Bahraini human rights organisation

The Bahrain Human Rights Society (BHRS; الجمعية البحرينية لحقوق الإنسان) was an NGO set up in 2002 following wide ranging political reforms by the Bahraini government to allow the functioning of independent human rights groups.

In 2010 the government dissolved the BHRS's board of directors, leaving the group's future in doubt.
==Background==
BHRS is the main human rights group in Bahrain, and while several of its members are associated with the main leftist opposition group, the National Democratic Action, BHRS is generally respected for its professionalism. The Society's leadership, including president Dr Sabika Al Najjar and vice president Salman Kamaluddin, were former political prisoners and exiles who returned to Bahrain in 2001.

BHRS produces an annual report on human rights in Bahrain, liaises with international organisations and carries out human rights activism in Bahrain. It has worked with international human rights organisations including the controversial American group, Freedom House. The Society was charged with organising the parallel conference of Arab NGOs during the G8 Summit on Middle East reform, the Forum for the Future 2005, held in Bahrain in November 2005.

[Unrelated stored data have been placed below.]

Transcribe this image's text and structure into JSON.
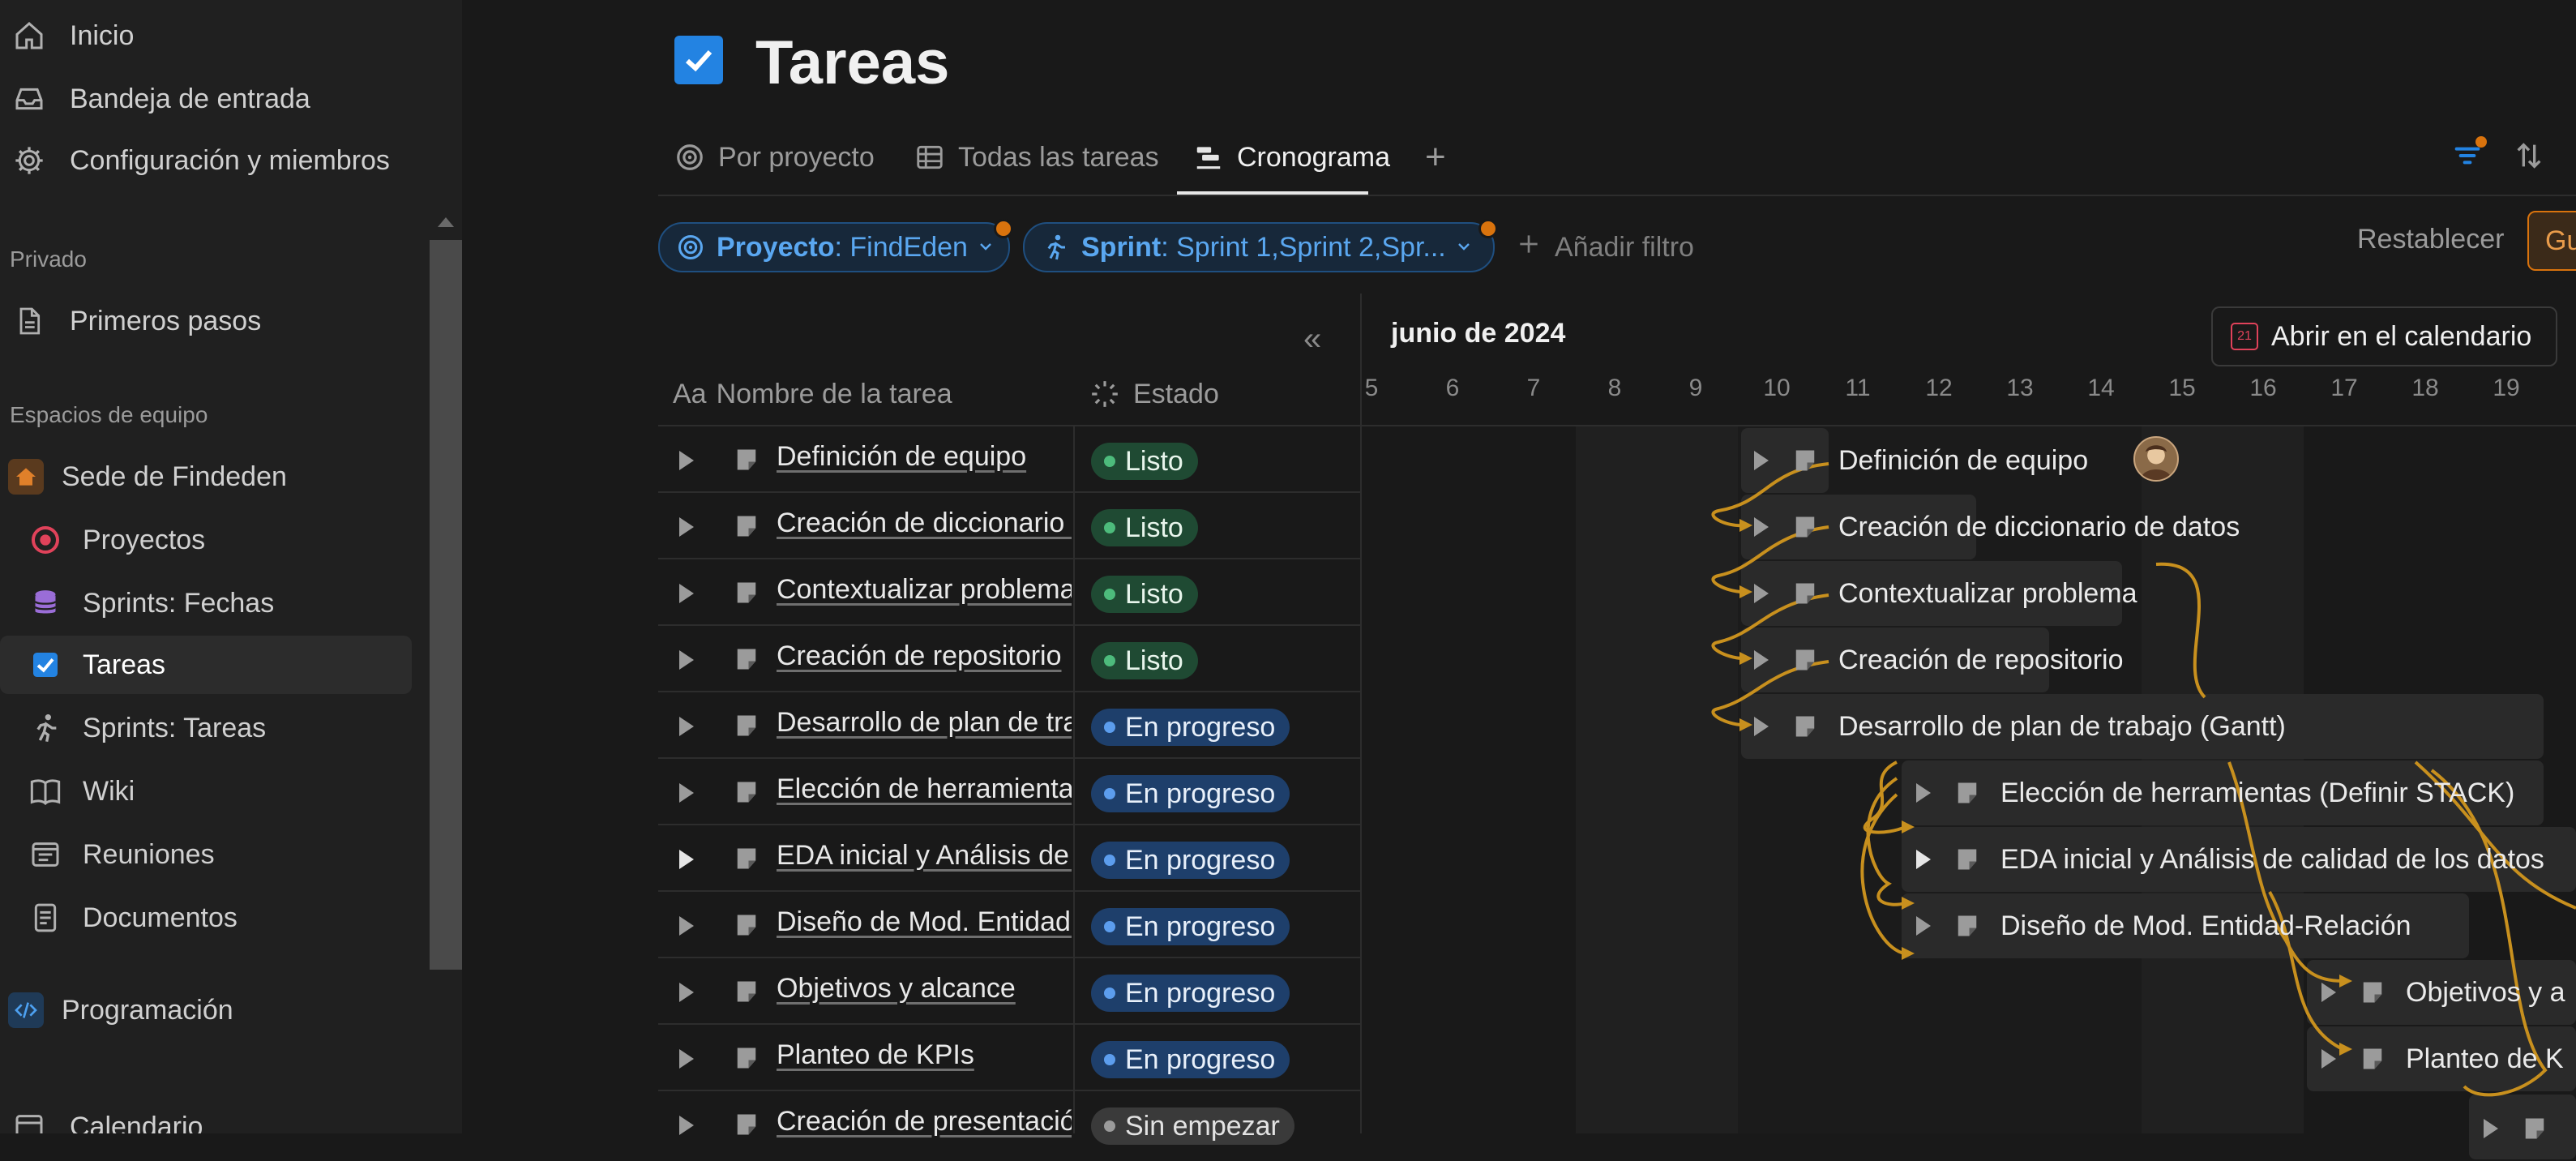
{
  "sidebar": {
    "top_items": [
      {
        "label": "Inicio",
        "icon": "home-icon"
      },
      {
        "label": "Bandeja de entrada",
        "icon": "inbox-icon"
      },
      {
        "label": "Configuración y miembros",
        "icon": "gear-icon"
      }
    ],
    "private_label": "Privado",
    "private_items": [
      {
        "label": "Primeros pasos",
        "icon": "page-icon"
      }
    ],
    "teams_label": "Espacios de equipo",
    "workspace": {
      "label": "Sede de Findeden",
      "icon": "house-icon",
      "color": "#d9730d"
    },
    "workspace_items": [
      {
        "label": "Proyectos",
        "icon": "target-icon"
      },
      {
        "label": "Sprints: Fechas",
        "icon": "database-icon"
      },
      {
        "label": "Tareas",
        "icon": "checkbox-icon",
        "active": true
      },
      {
        "label": "Sprints: Tareas",
        "icon": "runner-icon"
      },
      {
        "label": "Wiki",
        "icon": "book-icon"
      },
      {
        "label": "Reuniones",
        "icon": "notes-icon"
      },
      {
        "label": "Documentos",
        "icon": "document-icon"
      }
    ],
    "programming": {
      "label": "Programación",
      "icon": "code-icon"
    },
    "calendar": {
      "label": "Calendario",
      "icon": "calendar-icon"
    }
  },
  "page": {
    "title": "Tareas",
    "tabs": [
      {
        "label": "Por proyecto",
        "icon": "target-icon"
      },
      {
        "label": "Todas las tareas",
        "icon": "table-icon"
      },
      {
        "label": "Cronograma",
        "icon": "timeline-icon",
        "active": true
      }
    ],
    "add_view": "+"
  },
  "filters": {
    "project": {
      "key": "Proyecto",
      "value": ": FindEden"
    },
    "sprint": {
      "key": "Sprint",
      "value": ": Sprint 1,Sprint 2,Spr..."
    },
    "add_filter": "Añadir filtro",
    "reset": "Restablecer",
    "save": "Gu"
  },
  "table": {
    "name_header_prefix": "Aa",
    "name_header": "Nombre de la tarea",
    "status_header": "Estado",
    "rows": [
      {
        "name": "Definición de equipo",
        "status": "Listo"
      },
      {
        "name": "Creación de diccionario de datos",
        "status": "Listo"
      },
      {
        "name": "Contextualizar problema",
        "status": "Listo"
      },
      {
        "name": "Creación de repositorio",
        "status": "Listo"
      },
      {
        "name": "Desarrollo de plan de trabajo (Gantt)",
        "status": "En progreso"
      },
      {
        "name": "Elección de herramientas (Definir STACK)",
        "status": "En progreso"
      },
      {
        "name": "EDA inicial y Análisis de calidad de los datos",
        "status": "En progreso"
      },
      {
        "name": "Diseño de Mod. Entidad-Relación",
        "status": "En progreso"
      },
      {
        "name": "Objetivos y alcance",
        "status": "En progreso"
      },
      {
        "name": "Planteo de KPIs",
        "status": "En progreso"
      },
      {
        "name": "Creación de presentación",
        "status": "Sin empezar"
      }
    ]
  },
  "timeline": {
    "month": "junio de 2024",
    "open_calendar": "Abrir en el calendario",
    "calendar_day": "21",
    "days": [
      "5",
      "6",
      "7",
      "8",
      "9",
      "10",
      "11",
      "12",
      "13",
      "14",
      "15",
      "16",
      "17",
      "18",
      "19"
    ],
    "bars": [
      {
        "label": "Definición de equipo"
      },
      {
        "label": "Creación de diccionario de datos"
      },
      {
        "label": "Contextualizar problema"
      },
      {
        "label": "Creación de repositorio"
      },
      {
        "label": "Desarrollo de plan de trabajo (Gantt)"
      },
      {
        "label": "Elección de herramientas (Definir STACK)"
      },
      {
        "label": "EDA inicial y Análisis de calidad de los datos"
      },
      {
        "label": "Diseño de Mod. Entidad-Relación"
      },
      {
        "label": "Objetivos y a"
      },
      {
        "label": "Planteo de K"
      }
    ],
    "dependency_color": "#c8901e"
  },
  "colors": {
    "accent": "#2383e2",
    "status_done": "#4dbb7c",
    "status_progress": "#5c9ded",
    "status_not_started": "#9b9b9b"
  }
}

On 24 December 2005, the Society became the first NGO in the Arab world to carry out a prison inspection when it visited Jaw prison. The party visiting Jaw included activists, doctors, and psychiatric nurses with the purpose at examining the facilities, the treatment of prisoners and looking for any signs of abuse.

Summarising Bahrain's human rights situation in November 2005, leading activist and former exile Abdulnabi Al Ekri stated:

I was in exile and now I am back in my country saying what I believe without hesitation. The best thing is we can organise in this space. It doesn't make me satisfied or content to say "everything is okay", but it doesn't mean I can deny the positive changes that have been made. Redress needs to be made for the past and reforms need to be made concrete.

In March 2006, the Gulf News newspaper claimed that the Society's Abdulnabi Al Ekri had accused the Bahrain Centre for Human Rights Nabeel Rajab and Abduljalil Singace of being motivated by 'personal gain'. In response, Singace wrote to Gulf News refuting the claims and reserved the right to seek legal redress. The three activists met the following week and Al Ekri clarified that the Gulf News reporter had in fact falsified his words.